Stitch input records missing from unified coalesced

Overview

A common issue reported by users is the absence of specific records in the unified_coalesced or unified_preprocessed_raw tables, even when those records appear to be correctly clustered and visible in raw input tables. This KB article outlines how to investigate these "missing" records and identify if the cause is a technical bug or a legitimate system process, such as Compliance Deletion.


Issue Summary

Users may observe that while an Amperity ID exists, certain expected Primary Keys (PKs) associated with that ID are missing from the unified output tables. This typically impacts non-match reporting and data lineage validation.

Diagnostic Symptoms:

  • Queries against unified_coalesced for specific PKs return zero results.

  • The PK might be missing from unified_preprocessed_raw as well, despite being present in the source data.

  • Internal Stitch diagnostic tables (like stitch_scores) may appear empty or missing, complicating standard troubleshooting.

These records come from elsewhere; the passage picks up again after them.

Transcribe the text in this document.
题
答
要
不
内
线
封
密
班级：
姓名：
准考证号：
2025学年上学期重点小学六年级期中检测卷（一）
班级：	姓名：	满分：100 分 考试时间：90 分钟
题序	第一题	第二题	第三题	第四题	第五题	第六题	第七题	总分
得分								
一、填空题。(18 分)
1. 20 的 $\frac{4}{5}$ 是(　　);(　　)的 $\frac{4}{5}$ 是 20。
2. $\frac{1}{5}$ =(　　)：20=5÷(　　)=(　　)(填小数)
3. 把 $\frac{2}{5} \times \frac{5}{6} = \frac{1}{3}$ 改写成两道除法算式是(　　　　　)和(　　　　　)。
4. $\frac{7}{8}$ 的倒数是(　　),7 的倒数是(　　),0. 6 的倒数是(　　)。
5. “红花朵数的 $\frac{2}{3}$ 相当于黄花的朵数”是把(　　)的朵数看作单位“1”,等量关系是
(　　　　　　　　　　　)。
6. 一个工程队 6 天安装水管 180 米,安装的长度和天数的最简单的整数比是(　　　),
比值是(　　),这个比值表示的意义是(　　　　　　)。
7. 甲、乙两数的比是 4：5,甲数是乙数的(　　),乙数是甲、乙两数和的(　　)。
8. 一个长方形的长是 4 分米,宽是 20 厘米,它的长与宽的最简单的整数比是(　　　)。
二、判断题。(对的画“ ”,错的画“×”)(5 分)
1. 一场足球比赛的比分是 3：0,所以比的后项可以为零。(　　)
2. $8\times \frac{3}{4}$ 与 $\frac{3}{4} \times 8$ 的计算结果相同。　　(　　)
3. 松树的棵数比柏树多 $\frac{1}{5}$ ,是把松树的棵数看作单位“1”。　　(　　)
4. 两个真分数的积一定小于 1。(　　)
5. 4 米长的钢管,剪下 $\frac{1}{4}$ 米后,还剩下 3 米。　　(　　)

Troubleshooting & Investigation Steps

1. Verify Data Presence Across the Lineage

Before assuming a Stitch failure, verify exactly where the record "disappears." Run a cross-table join to see if the PK exists in the preprocessing stage:

SQL

 
SELECT uc.amperity_id, uc.pk AS coalesced_pk, ur.pk AS preprocessed_pk
FROM Unified_Coalesced uc 
INNER JOIN unified_preprocessed_raw ur ON uc.amperity_id = ur.amperity_id
WHERE uc.amperity_id = 'target-amperity-id'

2. Inspect the Unified_Changes_PKS Table

The most definitive way to trace "lost" records is through the internal Unified_Changes_PKS table (found within the Stitch tables dataset). This table logs changes, including deletions, made during the stitching process.

What to look for:

  • Delete Actions: Look for the specific PKs in this table. If they are marked as deleted, the system intentionally removed them.

  • Job ID Reference: Identify the job_id associated with the deletion. This usually links back to a specific Daily_Load or Stitch workflow.

3. Check Compliance Processing

If records are present in Raw data but missing from all Unified tables, they may have been removed by a Compliance Workflow (GDPR/CCPA).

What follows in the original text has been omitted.